On the way back it clicked. I had seen that same watchful stare in Kyiv. During the crackdown, local power aligned with Russia sent petty criminals into the capital to spark fights and justify force. They were called tïtushky. The method was simple. Seed provocation. Create a pretext. Call in the state.
I do not claim certainty about what I saw in New York. I do claim pattern recognition. America is sliding toward the same toolbox of manufactured unrest and staged permission for repression. This preface explains why I wrote the following action plan. It comes from living under a totalitarian system, from seeing how small staged moments open the door to larger violence, and from the belief that citizens must prepare lawful, nonviolent defenses before the pretext arrives.
Context: The United States in 2025 faces an acute democratic crisis, with multiple institutional pillars under strain. Analysts note that core safeguards – free elections, rule of law, anti-corruption efforts – have developed “dangerous cracks” under recent authoritarian pressures[1]. The inauguration of a second Trump administration has intensified concerns about eroding civil liberties and “authoritarian tendencies” that could undermine constitutional rights[2]. In response, broad coalitions of civil society, media, labor, and state officials are mobilizing resistance[3]. This document lays out an exhaustive action plan of lawful, nonviolent measures to fortify democracy. The focus is on U.S. institutions, but global support and solidarity are also crucial, as the repercussions of America’s democratic breakdown will be felt worldwide. All suggested actions are legal, nonviolent, and high-impact – aiming to leverage existing laws, economic power, and collective organization to uphold fundamental rights.
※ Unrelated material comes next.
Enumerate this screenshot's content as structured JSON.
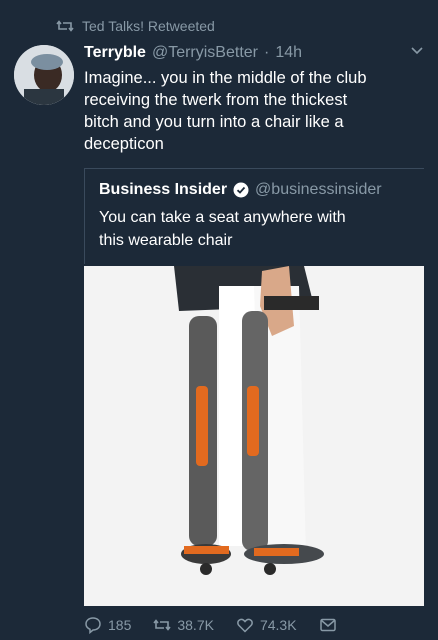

The plan also identifies who can help implement each measure (lawyers, workers, technologists, journalists, etc.), emphasizing that everyone has a role in defending democracy.

A crowd of pro-democracy demonstrators rallies in New York City in early 2025, protesting actions by the new administration that they view as undermining democracy. Signs reference authoritarianism, workers’ rights, data privacy, and the rule of law.
1. Build Legal Firebreaks
Goal: Erect immediate legal barriers to block or slow unlawful authoritarian policies at every level of government.
· Pre-Draft Emergency Lawsuits: Form legal teams to pre-write model complaints, temporary restraining orders (TROs), and injunction motions targeting likely unconstitutional orders or bans. For example, civil rights attorneys and state Attorneys General should have boilerplate lawsuits ready to file within hours if the federal government issues an illegal directive (such as a nationwide protest ban or speech gag). Professionals: Constitutional lawyers, ACLU and similar organizations, state AG staff, law school clinics.
· Rapid Litigation Network: Fund and coordinate a “rapid litigation” pod that links state Attorneys General, city attorneys, public-interest legal groups, and pro bono private firms. This coalition can quickly share information and file lawsuits in multiple jurisdictions to block or delay federal overreach. (This echoes the successful strategy after the 2017 travel ban, when states and NGOs swiftly sued and obtained injunctions.) Having a standing network ensures no time is lost in response. Professionals: State and city lawyers, nonprofit litigators, legal scholars.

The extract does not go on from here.